It was the horror accident nobody should've survived.
But in a stroke of luck, Travis Barker — the former drummer for punk rock band Blink-182 — became one of the luckiest men alive.
On September 19, 2008, Barker and his close friend and musical partner Adam Goldstein were two of six passengers who boarded the doomed Learjet bound for Los Angeles from Coumbia, South Carolina.
But instead of reaching their destination, Barker and Goldstein faced the biggest fight of their life. The fight to survive.
Racing down the runway, the private jet aborted takeoff and hurtled through the airport's fence and on to a highway. Investigators say the emergency decision was due to a burst wheel that sent the jet crashing into an embankment before it burst into flames, killing four people.
The plane quickly erupted into an inferno, with Barker and Goldstein the only two able to escape before the flames consumed the aircraft.
In an emotional interview with podcast host Joe Rogan for The Joe Rogan Experience, the now 42-year-old singer/songwriter delved into the horrific ordeal that has forever changed his life 10 years on.
"When I jumped through the emergency exit when the plane blew up, I was in such a hurry to exit the plane I jumped right into the jet, which is full of fuel," he explained to Rogan.
"My whole body lit up.
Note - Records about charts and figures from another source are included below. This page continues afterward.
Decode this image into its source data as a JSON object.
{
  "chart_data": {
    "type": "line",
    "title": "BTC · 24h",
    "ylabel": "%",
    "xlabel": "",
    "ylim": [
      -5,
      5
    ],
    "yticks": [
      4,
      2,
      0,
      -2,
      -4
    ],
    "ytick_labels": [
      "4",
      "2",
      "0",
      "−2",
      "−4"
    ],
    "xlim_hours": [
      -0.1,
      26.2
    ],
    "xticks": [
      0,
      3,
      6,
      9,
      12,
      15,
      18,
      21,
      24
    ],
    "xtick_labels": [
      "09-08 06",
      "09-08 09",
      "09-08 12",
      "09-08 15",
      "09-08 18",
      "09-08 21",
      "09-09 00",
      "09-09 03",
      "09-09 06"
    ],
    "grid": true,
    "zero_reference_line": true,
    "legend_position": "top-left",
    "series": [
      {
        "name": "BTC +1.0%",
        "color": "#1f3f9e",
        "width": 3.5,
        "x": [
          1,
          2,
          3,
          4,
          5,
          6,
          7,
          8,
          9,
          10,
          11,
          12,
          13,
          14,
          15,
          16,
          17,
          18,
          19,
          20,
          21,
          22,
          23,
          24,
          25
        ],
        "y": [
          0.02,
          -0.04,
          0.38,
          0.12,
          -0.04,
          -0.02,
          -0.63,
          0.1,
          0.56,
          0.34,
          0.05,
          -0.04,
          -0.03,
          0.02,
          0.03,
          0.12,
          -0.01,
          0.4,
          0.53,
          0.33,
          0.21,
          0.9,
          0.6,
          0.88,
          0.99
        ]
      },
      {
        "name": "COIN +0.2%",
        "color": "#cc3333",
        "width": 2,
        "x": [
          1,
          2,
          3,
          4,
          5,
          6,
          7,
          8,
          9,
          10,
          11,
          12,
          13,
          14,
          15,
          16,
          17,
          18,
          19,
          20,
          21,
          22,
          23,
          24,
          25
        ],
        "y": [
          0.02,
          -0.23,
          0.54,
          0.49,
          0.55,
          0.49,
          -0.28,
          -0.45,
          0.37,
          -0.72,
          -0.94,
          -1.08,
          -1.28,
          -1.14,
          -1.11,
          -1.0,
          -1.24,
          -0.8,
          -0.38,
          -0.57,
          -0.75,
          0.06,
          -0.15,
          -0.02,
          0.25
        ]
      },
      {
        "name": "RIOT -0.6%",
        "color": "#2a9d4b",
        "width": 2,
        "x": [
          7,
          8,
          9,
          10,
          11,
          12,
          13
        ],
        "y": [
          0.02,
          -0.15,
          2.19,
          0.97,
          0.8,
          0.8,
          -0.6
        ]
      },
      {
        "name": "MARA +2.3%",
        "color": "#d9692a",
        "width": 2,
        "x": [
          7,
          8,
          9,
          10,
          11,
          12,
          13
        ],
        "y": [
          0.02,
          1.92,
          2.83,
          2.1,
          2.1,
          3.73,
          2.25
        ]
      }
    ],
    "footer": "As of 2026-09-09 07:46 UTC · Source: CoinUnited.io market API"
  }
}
I had jet fuel in my whole body. I burped jet fuel for almost three months (after).
"When I jumped into the jets … I started running … I was ripping off my clothes because that's what my instinct told me to do … but little did I know I was still on fire because I was soaked in jet fuel."
Barker, who received burns to 65 per cent of his body, said he almost lost his right foot in the accident.
"My right foot almost didn't make it," he said. "That was the thing that was most soaked was my shoes and socks.
"I was running towards a highway and I hear some guy yelling, 'Stop, drop and roll', and I heard it through all the chaos of sirens and everything.
"I stopped, dropped and rolled, and the only thing still on fire was my feet. So they were on fire the longest."
Spending more than 11 weeks in hospitals and burns centres, as well as undergoing 27 surgeries and skin grafts, the famous rocker said his recovery from the horror burns left him in a dark place.
"After my accident … I was four months in a hospital being fed morphine every day," he recalled.
"When I was in the hospital, I was on so many drugs I didn't even know my two friends had passed away. I didn't know the pilots had passed away. I didn't remember anything.
"I kept thinking everyone was in the hospital, including the two pilots and including my best friends. I thought everyone was in different rooms until two weeks before I left. Then I went crazy … I wasn't in a good place.
"I was kind of crazy. I was suicidal.
"I did a lot of post-traumatic therapy when I was in the hospital to calm things down after my surgery. Over time … I started to feel better."
Barker revealed in his memoir that he offered friends $US1 million to help him commit suicide following his recovery.
"I would call friends of mine and say, 'Yo, I'll deposit $1 million into whoever's bank account (if you help me end my life …)," he said during an interview with Good Morning America in 2015.
"They had to take my phone out of my room (to stop me calling)."
In his interview with Rogan, the father-of-two said he lost most of his tattoo work from the extensive burns, which required almost 30 surgeries to fix.
"I was a mess," he explained.
"I had smoked so much weed and taken so many pills (prior to the accident), I would often wake up (during surgery).
"In about 11 of my 30 surgeries in the burns centre, I woke up swinging on doctors. I'd be opened up and just go crazy. I would try get off the table … I don't think I knew what was going on, but they just couldn't give me enough medication to knock me out because I'd been self-medicating for so long and abusing meds for so long. I'd just wake up in the middle of anaesthesia."
Barker said his two young children pulled him through, but he knew the accident was just as tough on his daughter Alabama and son Landon as it was on him.
"Learning how to walk again and being able to take a shower by myself again … they were the good points that helped me turn a corner," he said.
Barker said he grew up with a fear of flying and has not stepped on a plane since the accident, but he is not ruling out air travel in the future.
"I don't like travelling … after my accident I hate travelling," he said.
"I don't fly … I haven't flown since my accident. I'll take the Queen Mary 2 (cruise ship) to Europe, but I would rather be in a raft than plummeting into the ocean.
"I know they say it's way more dangerous to be on the road in a bus than be in a plane, but the thought of me leaving to play some show and something happening while they're at home … it f**ks me up.
"It's crippling, but I try not let it be too much of a handicap."